Time? Memory?
So much has happened during the past 5 months. Thank you to all of you who continue to drop me a line, a thought, a hello.
I recently returned from the Associated Writer's Conference (AWP) in Atlanta where I was part of a panel on the ancestral voice in African American poetics. I talked about the ways in which priests and priestesses would have been selected and trained to remember histories in order to pass that information on or be reborn to retell it. This would have been extremely important during the Transatlantic Slave Trade.
I have become more conscious of this idea of memory and time these past few months because my last living aunt has lost both her memory and awareness of time. The last few months have been spent supporting family through this difficult passage.
Of course, we are all thinking: Who among us knows the old stories, the names, the locations, the meanings of things? Do we know how to make the black rum cake? the bake? the sorrell? Just so. And, when we tell her we love her, does she understand? Does she even know our names?
I'm a practical person. This generally means find a solution to the problem first, cry later.
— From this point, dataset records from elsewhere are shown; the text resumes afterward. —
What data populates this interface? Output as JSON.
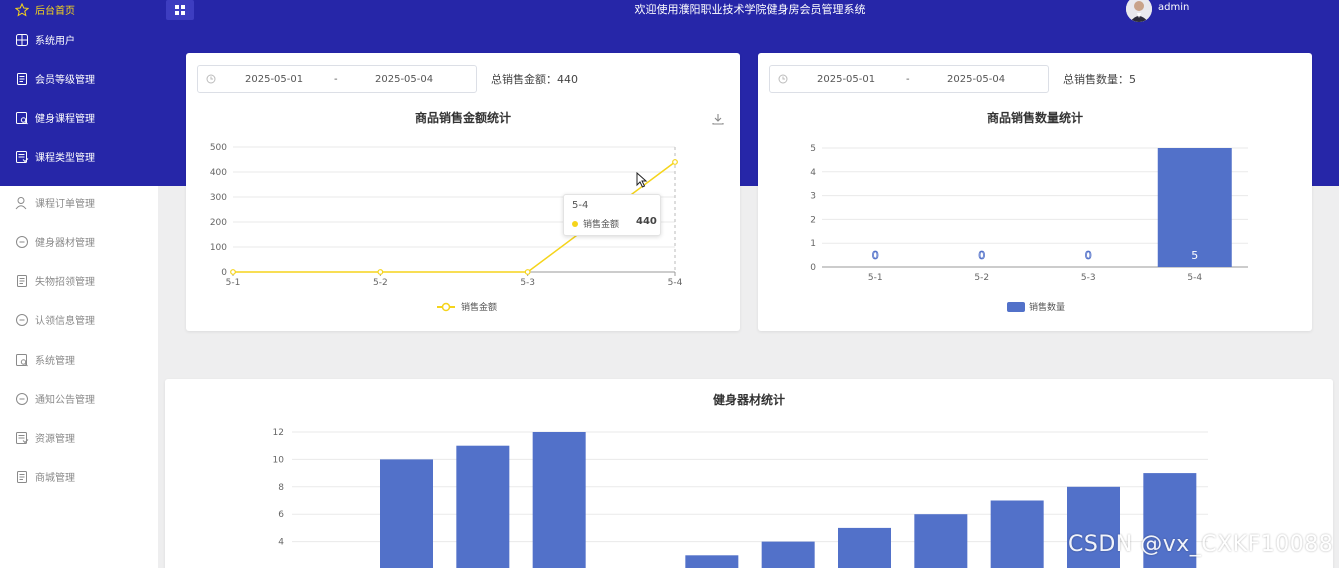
{
  "app": {
    "title": "欢迎使用濮阳职业技术学院健身房会员管理系统",
    "username": "admin",
    "brand_color": "#2626a8"
  },
  "sidebar": {
    "items": [
      {
        "label": "后台首页",
        "icon": "star-icon"
      },
      {
        "label": "系统用户",
        "icon": "grid-icon"
      },
      {
        "label": "会员等级管理",
        "icon": "document-icon"
      },
      {
        "label": "健身课程管理",
        "icon": "file-search-icon"
      },
      {
        "label": "课程类型管理",
        "icon": "file-list-icon"
      },
      {
        "label": "课程订单管理",
        "icon": "user-icon"
      },
      {
        "label": "健身器材管理",
        "icon": "chat-icon"
      },
      {
        "label": "失物招领管理",
        "icon": "document-icon"
      },
      {
        "label": "认领信息管理",
        "icon": "chat-icon"
      },
      {
        "label": "系统管理",
        "icon": "file-search-icon"
      },
      {
        "label": "通知公告管理",
        "icon": "chat-icon"
      },
      {
        "label": "资源管理",
        "icon": "file-list-icon"
      },
      {
        "label": "商城管理",
        "icon": "document-icon"
      }
    ]
  },
  "sales_amount_card": {
    "date_start": "2025-05-01",
    "date_sep": "-",
    "date_end": "2025-05-04",
    "total_label": "总销售金额：440",
    "tooltip": {
      "title": "5-4",
      "series": "销售金额",
      "value": "440"
    }
  },
  "sales_qty_card": {
    "date_start": "2025-05-01",
    "date_sep": "-",
    "date_end": "2025-05-04",
    "total_label": "总销售数量：5"
  },
  "chart_data": [
    {
      "type": "line",
      "title": "商品销售金额统计",
      "categories": [
        "5-1",
        "5-2",
        "5-3",
        "5-4"
      ],
      "series": [
        {
          "name": "销售金额",
          "values": [
            0,
            0,
            0,
            440
          ],
          "color": "#f5d41b"
        }
      ],
      "yticks": [
        0,
        100,
        200,
        300,
        400,
        500
      ],
      "ylim": [
        0,
        500
      ],
      "legend": "bottom-center",
      "grid": true
    },
    {
      "type": "bar",
      "title": "商品销售数量统计",
      "categories": [
        "5-1",
        "5-2",
        "5-3",
        "5-4"
      ],
      "series": [
        {
          "name": "销售数量",
          "values": [
            0,
            0,
            0,
            5
          ],
          "color": "#5271c9"
        }
      ],
      "yticks": [
        0,
        1,
        2,
        3,
        4,
        5
      ],
      "ylim": [
        0,
        5
      ],
      "legend": "bottom-center",
      "data_labels": [
        "0",
        "0",
        "0",
        "5"
      ],
      "grid": true
    },
    {
      "type": "bar",
      "title": "健身器材统计",
      "series": [
        {
          "values": [
            0,
            10,
            11,
            12,
            0,
            3,
            4,
            5,
            6,
            7,
            8,
            9
          ],
          "color": "#5271c9"
        }
      ],
      "yticks": [
        4,
        6,
        8,
        10,
        12
      ],
      "ylim": [
        2,
        12
      ],
      "grid": true
    }
  ],
  "watermark": "CSDN @vx_CXKF10088"
}
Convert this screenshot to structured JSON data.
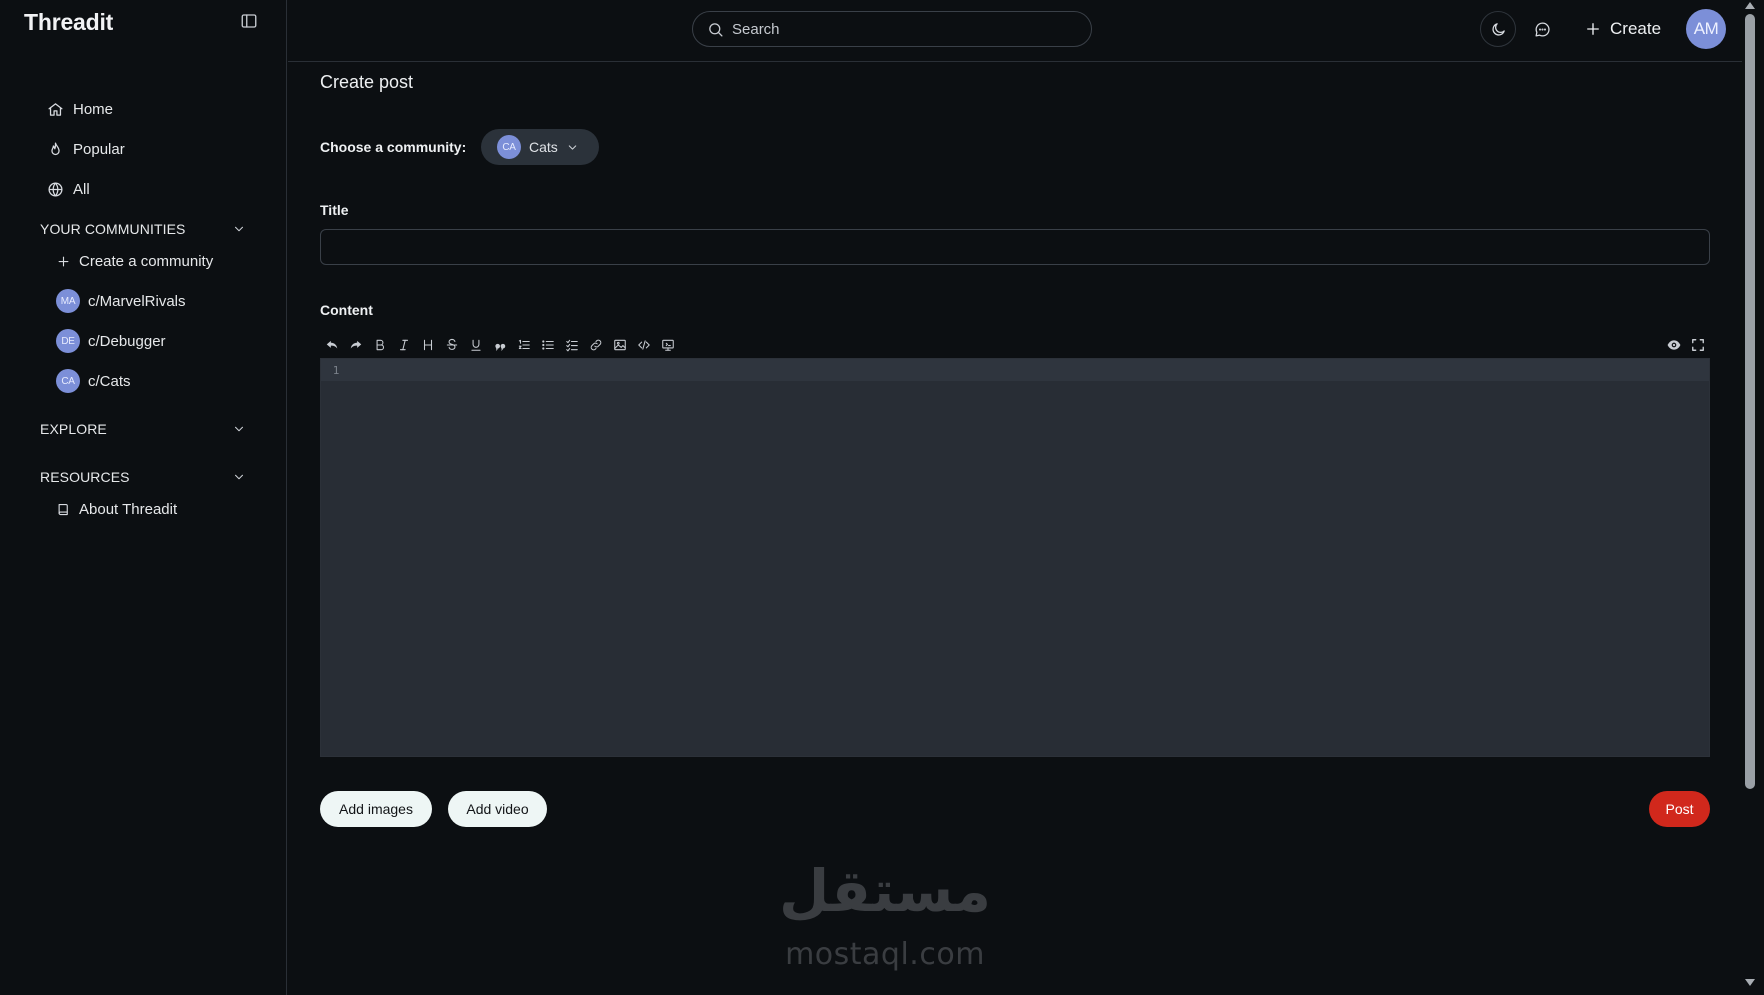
{
  "brand": "Threadit",
  "sidebar": {
    "nav": [
      {
        "label": "Home",
        "icon": "home-icon"
      },
      {
        "label": "Popular",
        "icon": "flame-icon"
      },
      {
        "label": "All",
        "icon": "globe-icon"
      }
    ],
    "your_communities": {
      "title": "YOUR COMMUNITIES",
      "create_label": "Create a community",
      "items": [
        {
          "avatar": "MA",
          "label": "c/MarvelRivals"
        },
        {
          "avatar": "DE",
          "label": "c/Debugger"
        },
        {
          "avatar": "CA",
          "label": "c/Cats"
        }
      ]
    },
    "explore": {
      "title": "EXPLORE"
    },
    "resources": {
      "title": "RESOURCES",
      "items": [
        {
          "label": "About Threadit",
          "icon": "book-icon"
        }
      ]
    }
  },
  "header": {
    "search_placeholder": "Search",
    "create_label": "Create",
    "user_initials": "AM"
  },
  "main": {
    "page_title": "Create post",
    "community_label": "Choose a community:",
    "community_selected": {
      "avatar": "CA",
      "label": "Cats"
    },
    "title_label": "Title",
    "title_value": "",
    "content_label": "Content",
    "editor_first_line_number": "1",
    "add_images_label": "Add images",
    "add_video_label": "Add video",
    "post_label": "Post"
  },
  "watermark": {
    "arabic": "مستقل",
    "latin": "mostaql.com"
  },
  "colors": {
    "background": "#0c0f12",
    "avatar": "#7c8fd8",
    "post_button": "#d1281c",
    "light_button": "#eef6f5",
    "editor": "#282d35"
  }
}
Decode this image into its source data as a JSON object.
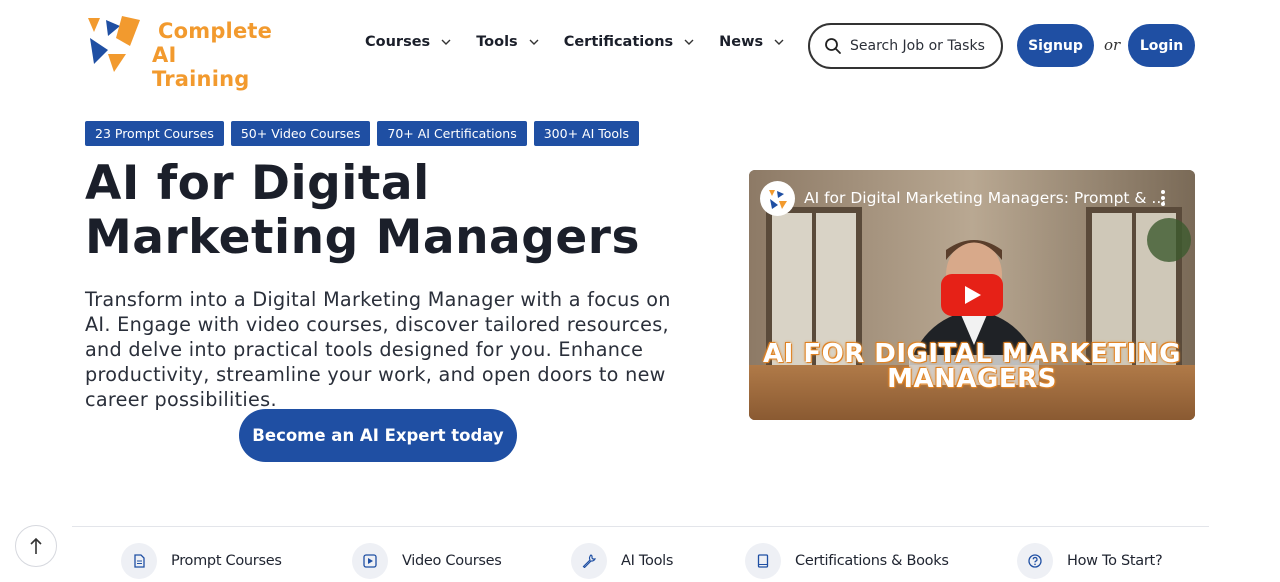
{
  "brand": {
    "name_line1": "Complete",
    "name_line2": "AI Training",
    "colors": {
      "orange": "#f29a2e",
      "blue": "#1f4fa3"
    }
  },
  "nav": {
    "items": [
      {
        "label": "Courses",
        "icon": "chevron-down-icon"
      },
      {
        "label": "Tools",
        "icon": "chevron-down-icon"
      },
      {
        "label": "Certifications",
        "icon": "chevron-down-icon"
      },
      {
        "label": "News",
        "icon": "chevron-down-icon"
      }
    ]
  },
  "search": {
    "placeholder": "Search Job or Tasks",
    "icon": "search-icon"
  },
  "auth": {
    "signup_label": "Signup",
    "or_label": "or",
    "login_label": "Login"
  },
  "badges": [
    "23 Prompt Courses",
    "50+ Video Courses",
    "70+ AI Certifications",
    "300+ AI Tools"
  ],
  "hero": {
    "title": "AI for Digital Marketing Managers",
    "description": "Transform into a Digital Marketing Manager with a focus on AI. Engage with video courses, discover tailored resources, and delve into practical tools designed for you. Enhance productivity, streamline your work, and open doors to new career possibilities.",
    "cta_label": "Become an AI Expert today"
  },
  "video": {
    "title": "AI for Digital Marketing Managers: Prompt & ...",
    "caption_line1": "AI FOR DIGITAL MARKETING",
    "caption_line2": "MANAGERS",
    "caption_color": "#e58b2a"
  },
  "bottom_nav": {
    "items": [
      {
        "label": "Prompt Courses",
        "icon": "document-icon"
      },
      {
        "label": "Video Courses",
        "icon": "play-square-icon"
      },
      {
        "label": "AI Tools",
        "icon": "wrench-icon"
      },
      {
        "label": "Certifications & Books",
        "icon": "book-icon"
      },
      {
        "label": "How To Start?",
        "icon": "question-circle-icon"
      }
    ]
  },
  "scroll_top": {
    "icon": "arrow-up-icon"
  }
}
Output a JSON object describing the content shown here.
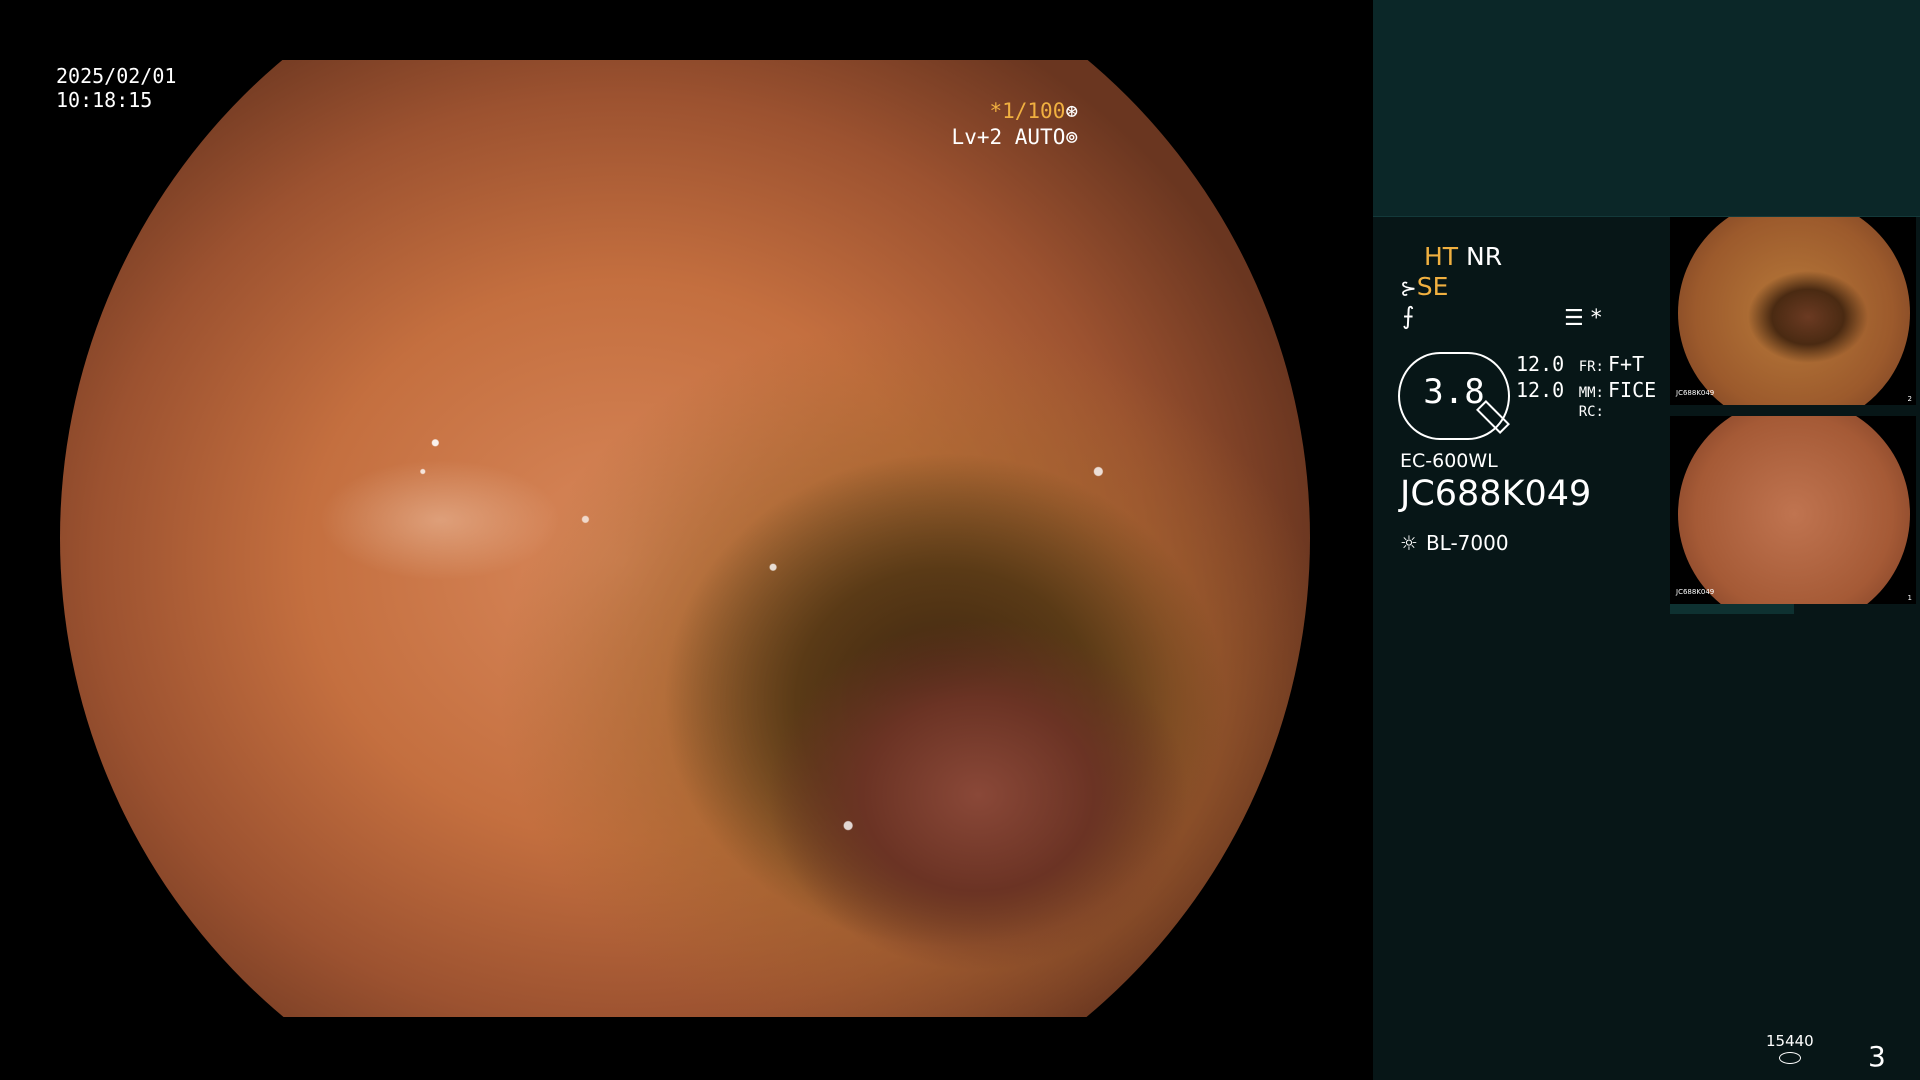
{
  "image": {
    "date": "2025/02/01",
    "time": "10:18:15"
  },
  "shutter": {
    "speed": "*1/100",
    "level": "Lv+2 AUTO"
  },
  "panel": {
    "ht": "HT",
    "nr": "NR",
    "se": "SE",
    "gauge_value": "3.8",
    "settings": [
      {
        "num": "12.0",
        "label": "FR:",
        "value": "F+T"
      },
      {
        "num": "12.0",
        "label": "MM:",
        "value": "FICE"
      },
      {
        "num": "",
        "label": "RC:",
        "value": ""
      }
    ],
    "model": "EC-600WL",
    "serial": "JC688K049",
    "light_source": "BL-7000"
  },
  "thumbnails": [
    {
      "caption": "JC688K049",
      "index": "2"
    },
    {
      "caption": "JC688K049",
      "index": "1"
    }
  ],
  "footer": {
    "count": "15440",
    "page": "3"
  },
  "colors": {
    "accent_orange": "#f0b040",
    "panel_bg": "#071617",
    "panel_top": "#0b2728"
  }
}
I'm still in the find-the-solution phase. If I let myself think too much that this is an ongoing issue in my family, I will become overwhelmed with the responsibility to remember anything and everything that my own children might one day want to know.
Spiritually, it brings home to me over and over again the necessity to continue the work I do as poet, healer, priestess. It is my duty. The obligation to remember for the collective has become very personal and so I find myself re-understanding and re-evaluating the meaning of the collective and the types of collectives to which I belong. Is there a place where they meet so I don't have to choose my allegiances? Do I have to choose?
Oddly enough, the lines of the larger collective and my family collective merge, blend, root in similar places. Choosing which is not a concern. However, choosing how and when and how much at any time so that I do not exhaust myself does become a concern.
The only way through is through. I do this with a good deal of support spiritually and physically. I am grateful every day for new connections, new breaths; the newest small thing that catches my eye to remind me that life continues. Ifa, Reiki, poetry continue to teach me that nothing ever dies. The body continues to hold memory and teach us things long after we have forgotten or denied them.
One day soon, when my aunt has returned to the US, I will hold her. The smallest cell in her body, her little toe, the wrinkle in her finger will tell me what she will never be able to access again.